Panel Paper: How Can Design-Based Methods be Extended to Multi-Armed RCTs?

Friday, November 3, 2017
Dusable (Hyatt Regency Chicago)

*Names in bold indicate Presenter

Peter Z. Schochet, Mathematica Policy Research

The literature on design-based methods has focused on RCTs with a single treatment and a single control group (Imbens and Rubin, 2015; Schochet, 2015, 2016). This theory, however, has not been formally extended to designs with multiple research groups. This is an important gap in the literature because multi-armed RCTs can simultaneously examine the effects of multiple interventions in a single study, thereby increasing the amount that researchers and policymakers can learn from impact studies. In social policy research, these designs are particularly relevant for interventions that are relatively easy to implement—for example, an education RCT testing several texting initiatives to improve student engagement and achievement. Relatedly, multi-armed designs are useful for rapid-cycle or opportunistic experiments aimed at continuous program improvement, for example, using behavioral-based interventions and encouragement designs.

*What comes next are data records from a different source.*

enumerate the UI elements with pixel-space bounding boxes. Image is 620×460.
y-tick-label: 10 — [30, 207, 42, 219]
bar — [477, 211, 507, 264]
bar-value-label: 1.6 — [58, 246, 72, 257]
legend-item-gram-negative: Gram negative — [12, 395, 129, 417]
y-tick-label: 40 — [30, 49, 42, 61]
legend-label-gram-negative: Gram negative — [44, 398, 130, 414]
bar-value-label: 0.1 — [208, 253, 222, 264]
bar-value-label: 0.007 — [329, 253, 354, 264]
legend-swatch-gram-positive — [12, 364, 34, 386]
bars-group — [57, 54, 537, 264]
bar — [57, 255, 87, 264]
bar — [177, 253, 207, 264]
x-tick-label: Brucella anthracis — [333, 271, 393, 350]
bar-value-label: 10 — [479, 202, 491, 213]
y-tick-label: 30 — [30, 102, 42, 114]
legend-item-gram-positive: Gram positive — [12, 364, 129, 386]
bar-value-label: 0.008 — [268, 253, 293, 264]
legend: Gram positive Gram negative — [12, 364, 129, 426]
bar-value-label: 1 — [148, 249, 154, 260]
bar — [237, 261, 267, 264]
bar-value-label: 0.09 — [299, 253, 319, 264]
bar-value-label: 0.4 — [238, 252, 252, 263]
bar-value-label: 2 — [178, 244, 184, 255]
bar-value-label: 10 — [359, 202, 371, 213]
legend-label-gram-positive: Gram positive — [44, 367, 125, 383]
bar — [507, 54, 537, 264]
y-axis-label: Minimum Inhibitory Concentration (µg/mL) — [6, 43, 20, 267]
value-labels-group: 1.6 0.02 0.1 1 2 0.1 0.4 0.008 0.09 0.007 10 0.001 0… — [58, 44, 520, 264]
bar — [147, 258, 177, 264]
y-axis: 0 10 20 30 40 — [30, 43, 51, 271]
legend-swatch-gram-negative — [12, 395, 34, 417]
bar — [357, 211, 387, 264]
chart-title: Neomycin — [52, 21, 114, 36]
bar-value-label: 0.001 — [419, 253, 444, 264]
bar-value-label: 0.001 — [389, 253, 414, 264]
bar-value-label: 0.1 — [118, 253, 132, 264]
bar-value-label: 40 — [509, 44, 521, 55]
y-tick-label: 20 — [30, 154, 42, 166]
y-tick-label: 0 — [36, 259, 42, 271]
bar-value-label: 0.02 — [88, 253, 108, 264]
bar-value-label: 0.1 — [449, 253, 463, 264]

This presentation will discuss results from a paper that addresses several key topics for estimating average treatment effects (ATEs) for multi-armed designs using design-based methods. In particular, the presentation will focus on the key question: How do design-based ATE estimators for the two-group design need to be modified for the multi-armed design when comparing pairs of research groups to each other?

As formalized in the paper, key components of the design-based theory for the two-group design apply also to the multi-armed context. However, two simple modifications are required:

  1. Under the finite-population (FP) model where impact finings are to be generlatized to the study sample only, ATE estimators for each pairwise contrast pertain to the entire randomized sample, not just to the two groups being compared. Thus, variance estimators for the FP model for the two-group design need to be adjusted slightly to reflect the broader inference population.
  2. For similar reasons, for blocked FP designs, weights for aggregating the block-specific impact estimates need to be modified to reflect the size of the full randomized sample in each block.

The presentation will also briefly address several other topics related to multi-armed trials:

  • What multiple comparison adjustments should be used when conducting hypothesis tests across pairwise contrasts to identify the most effective interventions? The presentation will provide a brief summary of adjustment methods that align with the non-parametric underpinnings of the design-based approach with some simulation evidence.

  • What assumptions are required to identify and estimate the complier average causal effect (CACE) parameter for multi-armed RCTs? The presentation will briefly show using an instrumental variable (IV) framework, that identification becomes much more complex in the multi-armed context, and may not be possible in some cases.